Send Help (2026)

Sam Raimi spent the better part of a decade inside the Marvel machine, and frankly, it showed. So when Send Help landed on the slate, there was a reasonable question worth asking: had something of the old Raimi survived the experience? The answer, I’m pleased to report, is yes. More than survived, actually. This is a film that feels like a man remembering what he actually enjoys doing, and enjoying it with considerable gusto.
The setup is almost absurdly contained. Linda Liddle (Rachel McAdams), a meek corporate worker who was promised a promotion by her retiring boss, discovers that his son and new CEO, Bradley Preston (Dylan O’Brien), has other plans entirely. Plans involving a dead-end transfer and, presumably, a firm handshake goodbye.
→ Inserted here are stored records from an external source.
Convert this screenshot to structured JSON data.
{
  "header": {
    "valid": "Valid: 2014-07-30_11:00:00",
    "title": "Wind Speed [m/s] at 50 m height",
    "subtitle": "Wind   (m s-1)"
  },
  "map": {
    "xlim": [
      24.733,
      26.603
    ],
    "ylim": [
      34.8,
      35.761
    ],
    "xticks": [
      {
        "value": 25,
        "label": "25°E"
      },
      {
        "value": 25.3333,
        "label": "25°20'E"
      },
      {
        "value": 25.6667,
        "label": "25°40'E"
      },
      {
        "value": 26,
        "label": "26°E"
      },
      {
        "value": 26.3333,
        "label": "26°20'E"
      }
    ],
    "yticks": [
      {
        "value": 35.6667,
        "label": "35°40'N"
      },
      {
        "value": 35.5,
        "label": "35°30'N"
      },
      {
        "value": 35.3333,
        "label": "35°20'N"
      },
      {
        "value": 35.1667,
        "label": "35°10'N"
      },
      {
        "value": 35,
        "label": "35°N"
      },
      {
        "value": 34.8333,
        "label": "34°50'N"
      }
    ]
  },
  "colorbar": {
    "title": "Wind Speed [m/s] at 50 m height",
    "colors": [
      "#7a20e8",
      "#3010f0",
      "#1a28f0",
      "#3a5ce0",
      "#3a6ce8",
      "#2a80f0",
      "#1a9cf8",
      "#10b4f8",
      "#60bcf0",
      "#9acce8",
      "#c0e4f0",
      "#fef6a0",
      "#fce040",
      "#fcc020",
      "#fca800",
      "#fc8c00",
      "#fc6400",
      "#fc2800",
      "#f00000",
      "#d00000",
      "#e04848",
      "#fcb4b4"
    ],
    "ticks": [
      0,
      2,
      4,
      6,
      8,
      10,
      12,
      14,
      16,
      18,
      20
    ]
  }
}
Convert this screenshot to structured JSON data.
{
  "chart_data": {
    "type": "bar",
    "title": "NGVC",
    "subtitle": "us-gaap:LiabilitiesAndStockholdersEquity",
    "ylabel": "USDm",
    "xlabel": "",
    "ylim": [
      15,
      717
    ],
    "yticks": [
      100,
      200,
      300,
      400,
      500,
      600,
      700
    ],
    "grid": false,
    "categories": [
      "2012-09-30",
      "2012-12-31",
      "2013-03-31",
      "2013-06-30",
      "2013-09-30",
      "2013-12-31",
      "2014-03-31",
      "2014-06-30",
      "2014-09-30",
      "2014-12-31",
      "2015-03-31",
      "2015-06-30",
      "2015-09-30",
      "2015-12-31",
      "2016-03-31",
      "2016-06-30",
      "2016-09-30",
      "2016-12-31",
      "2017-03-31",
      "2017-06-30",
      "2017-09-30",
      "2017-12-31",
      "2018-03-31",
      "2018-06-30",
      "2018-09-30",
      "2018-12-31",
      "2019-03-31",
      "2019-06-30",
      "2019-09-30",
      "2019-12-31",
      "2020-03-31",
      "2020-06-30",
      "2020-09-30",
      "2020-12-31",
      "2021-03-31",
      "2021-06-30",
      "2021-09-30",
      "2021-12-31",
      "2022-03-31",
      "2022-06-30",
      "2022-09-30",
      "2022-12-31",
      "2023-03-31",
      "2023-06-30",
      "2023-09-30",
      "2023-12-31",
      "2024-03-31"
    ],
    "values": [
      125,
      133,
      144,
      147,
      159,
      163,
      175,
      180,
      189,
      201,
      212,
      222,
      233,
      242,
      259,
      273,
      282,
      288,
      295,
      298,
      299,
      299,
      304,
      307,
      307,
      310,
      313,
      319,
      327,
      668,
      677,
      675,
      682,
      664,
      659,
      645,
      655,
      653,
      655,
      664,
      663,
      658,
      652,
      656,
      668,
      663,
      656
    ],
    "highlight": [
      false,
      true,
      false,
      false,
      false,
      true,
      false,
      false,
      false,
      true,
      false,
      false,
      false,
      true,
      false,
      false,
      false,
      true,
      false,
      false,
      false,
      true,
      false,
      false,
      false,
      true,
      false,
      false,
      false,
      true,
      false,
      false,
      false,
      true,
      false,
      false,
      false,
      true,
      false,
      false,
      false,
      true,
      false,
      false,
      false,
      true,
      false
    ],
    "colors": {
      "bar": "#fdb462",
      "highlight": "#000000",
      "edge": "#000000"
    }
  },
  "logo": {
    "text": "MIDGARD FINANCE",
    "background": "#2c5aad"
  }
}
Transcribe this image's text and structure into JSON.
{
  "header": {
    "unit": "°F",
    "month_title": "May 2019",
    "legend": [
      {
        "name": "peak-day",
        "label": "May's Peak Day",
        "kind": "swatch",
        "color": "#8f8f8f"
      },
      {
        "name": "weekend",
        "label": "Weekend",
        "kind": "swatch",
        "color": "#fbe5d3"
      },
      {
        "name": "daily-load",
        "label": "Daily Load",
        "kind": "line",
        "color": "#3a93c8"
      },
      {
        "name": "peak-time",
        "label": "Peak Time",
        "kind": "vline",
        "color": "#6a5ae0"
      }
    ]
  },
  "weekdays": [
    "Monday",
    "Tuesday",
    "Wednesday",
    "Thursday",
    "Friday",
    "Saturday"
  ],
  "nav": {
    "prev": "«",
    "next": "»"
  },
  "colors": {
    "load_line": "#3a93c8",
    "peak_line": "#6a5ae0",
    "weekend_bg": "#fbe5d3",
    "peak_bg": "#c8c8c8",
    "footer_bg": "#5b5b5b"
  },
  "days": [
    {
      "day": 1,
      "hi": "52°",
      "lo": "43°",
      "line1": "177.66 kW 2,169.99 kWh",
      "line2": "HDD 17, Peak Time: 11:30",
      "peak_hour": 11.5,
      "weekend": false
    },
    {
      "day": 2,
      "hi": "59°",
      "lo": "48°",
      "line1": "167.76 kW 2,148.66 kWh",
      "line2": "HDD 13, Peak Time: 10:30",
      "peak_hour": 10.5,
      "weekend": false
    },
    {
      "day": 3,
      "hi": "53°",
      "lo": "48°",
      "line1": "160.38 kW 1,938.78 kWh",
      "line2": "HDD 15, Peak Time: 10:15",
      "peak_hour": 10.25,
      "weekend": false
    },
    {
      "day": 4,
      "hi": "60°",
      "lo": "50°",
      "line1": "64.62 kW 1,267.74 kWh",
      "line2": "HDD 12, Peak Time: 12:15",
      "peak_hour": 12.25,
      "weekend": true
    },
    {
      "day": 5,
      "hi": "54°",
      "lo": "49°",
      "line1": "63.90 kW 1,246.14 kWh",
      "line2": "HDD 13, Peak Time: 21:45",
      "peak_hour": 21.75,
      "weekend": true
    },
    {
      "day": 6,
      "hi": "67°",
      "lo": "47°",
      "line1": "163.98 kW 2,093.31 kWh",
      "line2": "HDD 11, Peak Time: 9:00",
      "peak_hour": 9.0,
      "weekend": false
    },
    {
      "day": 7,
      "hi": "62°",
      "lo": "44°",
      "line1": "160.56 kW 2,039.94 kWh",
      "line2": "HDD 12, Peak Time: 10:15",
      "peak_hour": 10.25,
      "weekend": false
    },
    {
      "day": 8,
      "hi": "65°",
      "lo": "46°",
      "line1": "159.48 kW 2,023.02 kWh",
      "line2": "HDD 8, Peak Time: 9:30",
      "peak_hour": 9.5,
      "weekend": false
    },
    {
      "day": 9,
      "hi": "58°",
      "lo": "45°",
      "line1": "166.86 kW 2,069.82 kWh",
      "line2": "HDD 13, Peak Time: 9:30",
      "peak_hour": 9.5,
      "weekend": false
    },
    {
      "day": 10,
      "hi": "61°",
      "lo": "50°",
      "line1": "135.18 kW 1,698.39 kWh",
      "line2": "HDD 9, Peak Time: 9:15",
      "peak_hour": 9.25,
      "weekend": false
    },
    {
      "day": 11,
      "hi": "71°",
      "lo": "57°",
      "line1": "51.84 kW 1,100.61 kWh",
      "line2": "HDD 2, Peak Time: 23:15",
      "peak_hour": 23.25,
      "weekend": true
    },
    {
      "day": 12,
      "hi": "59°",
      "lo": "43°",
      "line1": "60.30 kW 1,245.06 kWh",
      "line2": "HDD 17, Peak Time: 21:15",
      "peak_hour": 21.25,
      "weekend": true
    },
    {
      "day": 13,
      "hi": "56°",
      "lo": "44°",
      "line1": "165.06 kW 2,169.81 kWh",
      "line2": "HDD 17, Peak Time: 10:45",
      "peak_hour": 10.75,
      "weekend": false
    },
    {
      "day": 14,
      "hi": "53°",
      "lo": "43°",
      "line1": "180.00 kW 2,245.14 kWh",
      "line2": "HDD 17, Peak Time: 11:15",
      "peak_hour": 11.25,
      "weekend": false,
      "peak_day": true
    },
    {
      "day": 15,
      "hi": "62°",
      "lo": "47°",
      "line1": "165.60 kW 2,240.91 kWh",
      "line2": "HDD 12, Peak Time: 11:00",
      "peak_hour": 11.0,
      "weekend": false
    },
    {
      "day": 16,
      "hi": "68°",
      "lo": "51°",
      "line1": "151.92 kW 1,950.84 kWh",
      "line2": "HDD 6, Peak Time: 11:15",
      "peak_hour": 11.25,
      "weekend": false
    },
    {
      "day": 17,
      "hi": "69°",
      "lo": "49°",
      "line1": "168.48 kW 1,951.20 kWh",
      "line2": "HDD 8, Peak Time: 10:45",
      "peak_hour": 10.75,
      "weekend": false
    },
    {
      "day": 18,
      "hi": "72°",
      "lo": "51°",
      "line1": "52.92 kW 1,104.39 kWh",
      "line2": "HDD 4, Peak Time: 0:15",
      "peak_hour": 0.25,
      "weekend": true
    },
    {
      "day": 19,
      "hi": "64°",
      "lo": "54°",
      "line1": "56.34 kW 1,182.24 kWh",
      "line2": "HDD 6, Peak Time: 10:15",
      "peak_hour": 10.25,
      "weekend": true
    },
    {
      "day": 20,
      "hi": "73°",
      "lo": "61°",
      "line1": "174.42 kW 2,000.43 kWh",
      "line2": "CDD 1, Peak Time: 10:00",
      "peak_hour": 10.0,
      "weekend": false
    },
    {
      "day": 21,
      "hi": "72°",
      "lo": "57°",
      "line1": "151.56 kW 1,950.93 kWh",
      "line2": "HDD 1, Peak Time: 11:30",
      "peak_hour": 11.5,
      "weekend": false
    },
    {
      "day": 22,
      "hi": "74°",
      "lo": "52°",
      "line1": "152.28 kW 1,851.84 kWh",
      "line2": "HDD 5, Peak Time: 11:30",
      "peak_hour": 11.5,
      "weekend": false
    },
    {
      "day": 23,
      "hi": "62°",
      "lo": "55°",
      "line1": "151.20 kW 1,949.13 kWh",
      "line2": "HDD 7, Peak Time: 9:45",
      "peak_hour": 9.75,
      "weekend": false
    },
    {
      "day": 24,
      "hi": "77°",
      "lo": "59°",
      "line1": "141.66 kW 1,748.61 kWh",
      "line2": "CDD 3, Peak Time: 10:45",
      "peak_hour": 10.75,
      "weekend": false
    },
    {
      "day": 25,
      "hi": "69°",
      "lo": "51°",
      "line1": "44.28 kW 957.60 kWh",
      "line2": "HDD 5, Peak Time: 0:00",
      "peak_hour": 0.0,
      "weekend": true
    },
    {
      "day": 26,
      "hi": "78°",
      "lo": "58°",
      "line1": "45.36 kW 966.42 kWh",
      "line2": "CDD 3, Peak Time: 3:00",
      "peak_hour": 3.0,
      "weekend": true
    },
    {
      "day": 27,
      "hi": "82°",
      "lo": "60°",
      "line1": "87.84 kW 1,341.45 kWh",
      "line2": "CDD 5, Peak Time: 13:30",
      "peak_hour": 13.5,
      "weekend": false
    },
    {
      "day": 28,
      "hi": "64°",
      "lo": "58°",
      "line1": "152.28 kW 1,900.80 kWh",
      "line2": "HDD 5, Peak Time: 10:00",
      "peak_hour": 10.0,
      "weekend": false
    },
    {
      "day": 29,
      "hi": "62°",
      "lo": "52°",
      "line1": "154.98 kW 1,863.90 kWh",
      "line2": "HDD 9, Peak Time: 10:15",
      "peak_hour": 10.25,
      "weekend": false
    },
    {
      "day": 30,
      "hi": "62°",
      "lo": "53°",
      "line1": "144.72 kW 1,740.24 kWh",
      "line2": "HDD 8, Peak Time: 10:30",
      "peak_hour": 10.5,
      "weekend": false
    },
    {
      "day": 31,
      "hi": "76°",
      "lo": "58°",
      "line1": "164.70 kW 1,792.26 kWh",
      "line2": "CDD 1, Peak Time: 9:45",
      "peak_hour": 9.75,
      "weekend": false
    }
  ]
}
When fate deposits both of them on a remote island in the Gulf of Thailand following a plane crash, the only survivors, everything Linda has endured in the fluorescent-lit corridors of corporate life gets stripped back to its raw, uncomfortable foundations. What is authority, after all, when there is no office to enforce it?
Rachel McAdams is the reason this film works. Full stop. She navigates Linda’s transformation with a precision that refuses to tip into caricature, finding the fury and the fragility in equal measure. Dylan O’Brien holds his own as Bradley, a man who is less a villain than a particularly unfortunate product of his circumstances, and there are flashes of genuine depth beneath the bluster that earn him more sympathy than the script perhaps intends. Together, they generate a friction that keeps the screen genuinely alive.
Raimi directs with the kind of physical energy you suspect he missed dearly during his superhero years. The island cinematography is gorgeous in a way that feels almost confrontational, all golden light and lush greenery pressing against the increasingly grotesque events taking place within it. Danny Elfman’s score does exactly what good horror scoring does: it makes you uneasy about things you cannot quite identify.
Not everything lands, mind you. A handful of the more extreme sequences push past provocation into something closer to self-indulgence, and the screenplay occasionally tips its hand too openly, spelling out its satirical commentary in ways that underestimate the audience. The third act, in my opinion, loses some of its footing as spectacle overtakes story. These are real weaknesses, not trivial ones.
But Send Help is, at its core, a film that refuses the easy path. It is not content to be a simple survival thriller, nor does it settle for being a workplace comedy with a change of scenery. It occupies an uncomfortable middle ground, a space where a laugh can arrive half a second after a wince, and that discomfort is not accidental. It is, I think, precisely the point. Raimi understands that satire lands hardest when it is uncomfortable to watch, and he leans into that understanding without flinching.
Not his best work. But a confident, entertaining return to what made him worth paying attention to in the first place.